Do you have plans to incorporate Valley more in a potential second season?

We played Valley as another school that this same thing is happening to, so I think there is a possibility to see Valley in the future or know more about them. Devante’s friends talk about it as similar to what’s happening, and Slater talks about it as the rivalry.

The fact that these schools were shut down and maybe Douglas was going to be a viable option for these kids again but at that point none of those kids wanted to leave Bayside, it’s a heavy piece of story but it’s also a lot of story. How did you determine how much real estate in the season it should take up?

You meet Jade Huntington-Snell in the pilot, but do you want to spend tons of time talking about her applying to the school board or whatever? No. It did feel like, in our research as we’d listen to podcasts and share articles and meet with people from LAUSD, when this kind of thing would happen anywhere in the country, the thing that all the rich parents are worried about when kids from underfunded schools get sent to other schools — test scores will go down and there will be a criminal element and our kids are going to suffer — none of that ever, ever happens. The kids from the fancy school and the kids from the not-fancy school get along fine and do great and are always perfectly fine. The people who always screw it up are the parents at the well-funded school; they make a big stink about it and try and sue the school and do dirty, underhanded things to make it impossible for the kids to stay there. Obviously the way we do it is cartoony and meant to be; it’s supposed to be a comedy and not to solve education by any means. But it felt like there was something to the cartoony villain being one of the Bayside parents and wanting these damn kids out of the school.

And that brought in the activism of that younger generation. They succeeded, at least for a moment here, but how important is that element in general going forward?

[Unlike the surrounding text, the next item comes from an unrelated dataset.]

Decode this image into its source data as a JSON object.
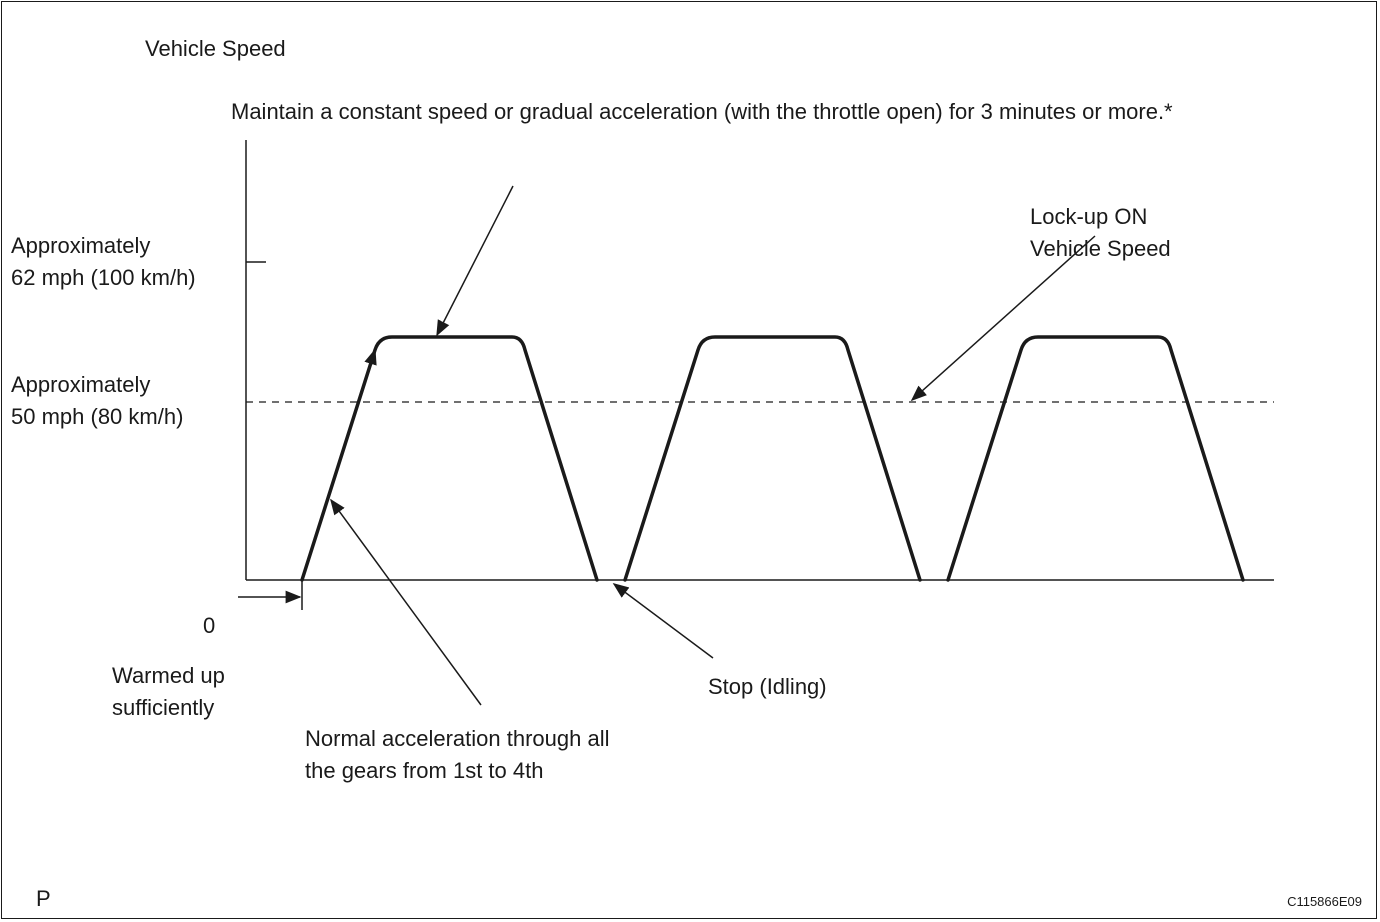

Daisy is that character that embodies activism, but even looking at our cast, they’re smarter and woke and knowledgable and more thoughtful than I was when I was in my late-teens, early-20s. I didn’t know anything that was going on in the world. They’re just different. And maybe they’ve had to be because the world is different now, but I find it really inspiring and hopeful, and it felt like that wanted to be the message of the show: Things are going to be all right because these kids are better than they used to be.